In multiple myeloma, 14q32 translocations are nonrandom chromosomal fusions driving high expression levels of the respective partner genes

Abstract

In studies of patients with multiple myeloma (MM), gene expression profiling (GEP) of myeloma cells demonstrates substantially higher expression of MMSET, FGFR3, CCND3, CCND1, MAF, and MAFB--the partner genes of 14q32 translocations--than GEP of plasma cells from healthy individuals. Interphase fluorescent in situ hybridization (FISH) was used to discriminate between chromosomal translocations involving different regions of the immunoglobulin heavy chain (IGH) genes at 14q32. With special probes designed for the constant region (IGHC) and the variable region (IGHV), IGH translocations were shown to be definite, nonrandom chromosomal fusions of IGHC with the loci of FGFR3, CCND1, CCND3, MAF, and MAFB genes; and IGHV with the locus of MMSET gene. When correlated with GEP results, the IGH translocations were found to drive expression levels of the partner genes to significantly higher levels (spikes) than copy-number variations. Hence, 42% of IGH translocations were identified among newly diagnosed MM patients (448/1,060). As GEP has become essential for assessing cancer risk, this novel approach is highly consistent with the cytogenetic features of the chromosomal translocations to effectively stratify molecular subgroups of MM on the basis of gene expression profiles of the IGH translocation partner genes in myeloma cells. © 2014 Wiley Periodicals, Inc.

Figure 1

Interphase FISH of a bone marrow specimen of a patient with MM demonstrates reciprocal chromosomal translocations of t(4;14) that recombined FGFR3 with IGHC (a) and MMSET with IGHV (e) in myeloma cells with a cytoplasmic immunoglobulin (cIg) light-chain restriction (lambda). Random t(4;14) was not observed (b, d). The GEP values of FGFR3 (40,928), MMSET (8,688), and MAF (3,772) were above the baseline expression levels of healthy plasma cells.

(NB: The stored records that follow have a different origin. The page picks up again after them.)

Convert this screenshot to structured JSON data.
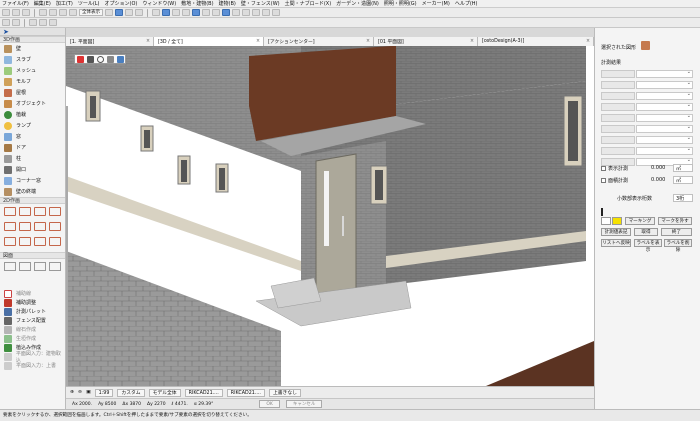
{
  "menu": [
    "ファイル(F)",
    "編集(E)",
    "加工(T)",
    "ツール(L)",
    "オプション(O)",
    "ウィンドウ(W)",
    "敷地・建物(B)",
    "建物(B)",
    "壁・フェンス(W)",
    "土間・ナブロ−ド(X)",
    "ガーデン・造園(N)",
    "照明・照明(G)",
    "メーカー(M)",
    "ヘルプ(H)"
  ],
  "toolbar": {
    "zoom_label": "全体表示"
  },
  "toolbox": {
    "header": "矢印",
    "section_3d": "3D作画",
    "tools_3d": [
      "壁",
      "スラブ",
      "メッシュ",
      "モルフ",
      "屋根",
      "オブジェクト",
      "植栽",
      "ランプ",
      "窓",
      "ドア",
      "柱",
      "開口",
      "コーナー窓",
      "壁の終端"
    ],
    "section_2d": "2D作画",
    "section_dim": "図面",
    "tools_bottom": [
      "補助線",
      "補助調整",
      "計測パレット",
      "フェンス配置",
      "線石作成",
      "生垣作成",
      "植込み作成",
      "平面図入力：建物取込",
      "平面図入力：上書"
    ]
  },
  "tabs": [
    {
      "label": "[1. 平面図]"
    },
    {
      "label": "[3D / 全て]"
    },
    {
      "label": "[アクションセンター]"
    },
    {
      "label": "[01 平面図]"
    },
    {
      "label": "[ostoDesign(A-3)]"
    }
  ],
  "rpanel": {
    "title": "選択された図形",
    "subtitle": "計測結果",
    "area_label": "表示計測",
    "area_value": "0.000",
    "area_unit": "㎡",
    "vol_label": "面積計測",
    "vol_value": "0.000",
    "vol_unit": "㎥",
    "decimals_label": "小数部表示桁数",
    "decimals_value": "3桁",
    "buttons": [
      "マーキング",
      "マークを外す",
      "計測値表記",
      "取得",
      "終了",
      "リストへ反映",
      "ラベルを表示",
      "ラベルを削除"
    ]
  },
  "bottom": {
    "scale": "1:99",
    "layer": "カスタム",
    "model": "モデル全体",
    "ex1": "RIKCAD21....",
    "ex2": "RIKCAD21....",
    "overwrite": "上書きなし",
    "ok": "OK",
    "cancel": "キャンセル"
  },
  "coords": {
    "ax": "Ax 2000.",
    "ay": "Ay 8500",
    "dx": "Δx 3870",
    "dy": "Δy 2270",
    "l": "ℓ 4471.",
    "a": "α 29.39°"
  },
  "status": "要素をクリックするか、選択範囲を描画します。Ctrl＋Shiftを押したままで要素/サブ要素の選択を切り替えてください。",
  "colors": {
    "wall": "#8f8f8f",
    "fascia": "#6b3a24",
    "door": "#aca89a",
    "ground": "#ffffff",
    "soil": "#5b3322",
    "accent": "#3a6db0"
  }
}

FISH-elucidated t(4;14) co-existed with a gain of MAF gene copy numbers (5×) (c, f). White bars = 2 μm (100× magnification).

Figure 2

(A) diagram shows the chromosomal translocations of 4p16 and 14q32 that occur as the IGHV region (red) is juxtaposed with MMSET (black) at 4p16 (der4); the reciprocal exchange, FGFR3 (open circle) recombines with IGHC (green) at 14q32 (der14). The orientations of gene sequences (5′– 3′) are indicated by the arrows. Yellow bands represent chromosomal fusions. (B) FISH with the probe combinations for t(4;14) to examine metaphase chromosomes of a MM patients whose CD138⁺ PCs′ MMSET (7,113.0) and FGFR3 (17,524.2) expressions by GEP were above the threshold of IGH translocations demonstrates reciprocal fusions of IGHV/MMSET(a) and IGHC/FGFR3 (b); and FISH detected unbalanced t(4;14) in a human myeloma cell line (XG7) with IGHV/MMSET fusion (c) induced MMSET expression (3,309.2) above the threshold, but without a fusion of IGHC and FGFR3 that resulted in low FGFR3 expression at 44.7 (d) by GEP.

Figure 3

In the training set of t(4;14) and t(14;16), patient samples were examined with the following FISH probe combinations: IGHC–MMSET, IGHV–MMSET, IGHC–FGFR3, IHGV–FGFR3, IGHC–MAF, and IHGV–MAF. IGHC and IGHV signals are indicated by open circles (○) in the columns to the left and right, respectively, of the columns for MMSET, FGFR3, or MAF signals, which are indicated by filled circles (●). FISH-identified chromosomal translocations between IGHV and MMMSET, IGHC and FGFR3 (^§§), or IGHC/MAF are shown as half-filled circles (◑). All boxed numbers indicate FISH-confirmed IGH translocations with a partner gene whose expression also spiked above the threshold in GEP. The samples that GEP values were below the thresholds of IGH translocations were partially displayed.(→) and the highlighted rows indicate the case of reciprocal t(4;14) with both MMSET and FGFR3 expressions above the thresholds by GEP and copy number increase of MAF determined by the interphase FISH showing in Figure 1.